Licensed medical, judicial and clerical professionals seeking a Direct Commission Officer appointment (DCO) must go through an evaluation by the Air Force Recruiting Service (AFRS). The AFRS considers applicants' academic record, work experience, accomplishments, character and leadership potential. Like OTS applicants, DCO candidates must also go through physical and mental screening.
Step 4: Complete Officer Training School
Those enrolled in the Air Force Academy or an AFROTC program receive their officer training in conjunction with their college studies. All others must attend Officer Training School at the Maxwell Air Force Base in Montgomery, AL. Basic Officer Training includes field exercises, classroom study and physical training.
The intensive course builds trainees' fitness, ability to lead, communications and weapons skills as well as knowledge of the military and the world's regions. Officers who complete the training are commissioned as second lieutenants. The 5-week Commissioned Officer Training is a condensed version of the basic program. Rank awarded at the end of this training depends on professional accomplishments.

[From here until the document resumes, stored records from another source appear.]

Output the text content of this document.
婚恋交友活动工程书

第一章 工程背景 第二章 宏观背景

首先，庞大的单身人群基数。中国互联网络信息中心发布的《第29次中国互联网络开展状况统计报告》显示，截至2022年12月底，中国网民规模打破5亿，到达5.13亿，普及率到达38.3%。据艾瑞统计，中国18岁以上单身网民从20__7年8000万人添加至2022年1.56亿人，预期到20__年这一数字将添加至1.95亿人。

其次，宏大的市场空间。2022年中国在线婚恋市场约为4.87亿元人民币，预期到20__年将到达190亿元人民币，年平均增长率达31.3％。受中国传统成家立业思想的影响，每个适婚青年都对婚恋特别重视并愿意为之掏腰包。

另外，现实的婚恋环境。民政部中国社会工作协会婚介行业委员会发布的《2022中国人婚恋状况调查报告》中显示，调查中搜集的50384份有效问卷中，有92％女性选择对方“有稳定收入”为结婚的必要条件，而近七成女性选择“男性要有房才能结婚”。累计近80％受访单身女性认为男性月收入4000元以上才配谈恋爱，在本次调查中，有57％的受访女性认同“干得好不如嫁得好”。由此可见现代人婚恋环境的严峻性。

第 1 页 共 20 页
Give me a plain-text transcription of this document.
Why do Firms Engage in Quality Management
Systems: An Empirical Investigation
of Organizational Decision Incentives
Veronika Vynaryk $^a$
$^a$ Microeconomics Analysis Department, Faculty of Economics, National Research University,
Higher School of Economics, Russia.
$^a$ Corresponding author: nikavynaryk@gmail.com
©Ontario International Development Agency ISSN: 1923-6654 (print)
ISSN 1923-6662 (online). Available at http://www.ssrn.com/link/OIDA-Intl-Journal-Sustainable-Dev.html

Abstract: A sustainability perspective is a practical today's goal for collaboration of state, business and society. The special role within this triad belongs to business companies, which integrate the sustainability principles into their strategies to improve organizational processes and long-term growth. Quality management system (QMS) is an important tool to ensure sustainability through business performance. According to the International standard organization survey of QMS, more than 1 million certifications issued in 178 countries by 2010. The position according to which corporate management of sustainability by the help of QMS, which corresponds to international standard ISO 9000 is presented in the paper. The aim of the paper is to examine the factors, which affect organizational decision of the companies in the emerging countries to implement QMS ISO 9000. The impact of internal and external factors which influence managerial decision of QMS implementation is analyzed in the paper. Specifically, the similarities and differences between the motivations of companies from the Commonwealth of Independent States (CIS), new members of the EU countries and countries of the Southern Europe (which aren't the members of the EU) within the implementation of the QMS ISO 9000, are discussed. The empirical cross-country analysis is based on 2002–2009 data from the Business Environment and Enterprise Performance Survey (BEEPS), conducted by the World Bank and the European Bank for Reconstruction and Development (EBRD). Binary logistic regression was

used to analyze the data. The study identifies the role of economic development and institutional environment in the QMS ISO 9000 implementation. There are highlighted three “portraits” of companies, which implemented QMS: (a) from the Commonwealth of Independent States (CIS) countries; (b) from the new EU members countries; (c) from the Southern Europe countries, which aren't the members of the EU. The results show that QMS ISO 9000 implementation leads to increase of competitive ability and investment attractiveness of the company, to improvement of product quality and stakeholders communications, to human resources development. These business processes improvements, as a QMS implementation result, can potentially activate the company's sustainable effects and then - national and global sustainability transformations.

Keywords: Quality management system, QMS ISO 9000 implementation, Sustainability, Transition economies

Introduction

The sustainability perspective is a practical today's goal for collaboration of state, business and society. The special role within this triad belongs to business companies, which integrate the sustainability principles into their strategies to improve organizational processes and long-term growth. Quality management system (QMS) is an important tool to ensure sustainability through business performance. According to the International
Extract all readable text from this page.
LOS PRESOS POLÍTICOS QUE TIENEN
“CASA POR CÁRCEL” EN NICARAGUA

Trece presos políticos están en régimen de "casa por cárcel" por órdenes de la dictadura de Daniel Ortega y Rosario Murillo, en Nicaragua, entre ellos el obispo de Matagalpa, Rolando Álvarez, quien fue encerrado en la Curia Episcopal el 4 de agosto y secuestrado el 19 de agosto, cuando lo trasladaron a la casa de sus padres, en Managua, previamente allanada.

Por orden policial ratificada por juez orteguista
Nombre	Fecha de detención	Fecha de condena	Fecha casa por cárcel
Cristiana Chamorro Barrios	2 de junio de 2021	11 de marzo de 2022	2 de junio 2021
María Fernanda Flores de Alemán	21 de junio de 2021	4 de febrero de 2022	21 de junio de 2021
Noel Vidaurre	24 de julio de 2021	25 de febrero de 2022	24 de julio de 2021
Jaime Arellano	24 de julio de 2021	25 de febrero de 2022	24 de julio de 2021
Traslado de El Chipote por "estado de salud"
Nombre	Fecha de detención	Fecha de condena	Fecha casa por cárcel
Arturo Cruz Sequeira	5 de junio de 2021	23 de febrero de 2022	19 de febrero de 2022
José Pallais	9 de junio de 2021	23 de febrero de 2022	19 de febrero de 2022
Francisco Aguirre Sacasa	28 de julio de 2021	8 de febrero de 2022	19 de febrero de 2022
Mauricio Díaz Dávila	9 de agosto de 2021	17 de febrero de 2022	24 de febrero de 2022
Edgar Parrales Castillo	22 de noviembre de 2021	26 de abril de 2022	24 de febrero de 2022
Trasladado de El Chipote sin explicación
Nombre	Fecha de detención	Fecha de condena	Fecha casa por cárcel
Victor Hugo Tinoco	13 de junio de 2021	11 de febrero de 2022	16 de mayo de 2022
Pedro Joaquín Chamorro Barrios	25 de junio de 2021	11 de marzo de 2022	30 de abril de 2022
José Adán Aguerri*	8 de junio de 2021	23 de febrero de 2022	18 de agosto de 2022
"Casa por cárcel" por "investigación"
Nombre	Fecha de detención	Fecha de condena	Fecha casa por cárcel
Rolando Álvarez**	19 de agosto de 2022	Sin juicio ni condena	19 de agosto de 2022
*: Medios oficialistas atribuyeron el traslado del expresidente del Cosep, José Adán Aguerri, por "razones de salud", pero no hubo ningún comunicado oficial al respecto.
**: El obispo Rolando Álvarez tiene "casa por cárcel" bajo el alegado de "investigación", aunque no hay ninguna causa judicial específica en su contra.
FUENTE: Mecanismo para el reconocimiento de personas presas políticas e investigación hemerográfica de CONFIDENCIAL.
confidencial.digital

Step 5: Complete Advanced Training For an Officer Career
Every officer is assigned a specific job or Air Force Specialty Code after training and commissioning. DCOs serve in the occupation in which they originally applied to join the service; their ranks include physicians, nurses, dentists, pharmacists, health administrators, judge advocates and chaplains. Other officers must select a career specialty, for which most receive advanced training.
All Air Force members are considered airmen, though only a small percentage serve as pilots. Those who do must meet exacting physical requirements and undergo prolonged training. Others enter combat-related roles (e.g., air liaison officer), operations support (e.g., weather officer) or various administrative areas (e.g., public affairs officer). A newly commissioned officer's individual qualifications and scores on the AFOQT, along with the Air Force's current personnel needs, generally determine career choices.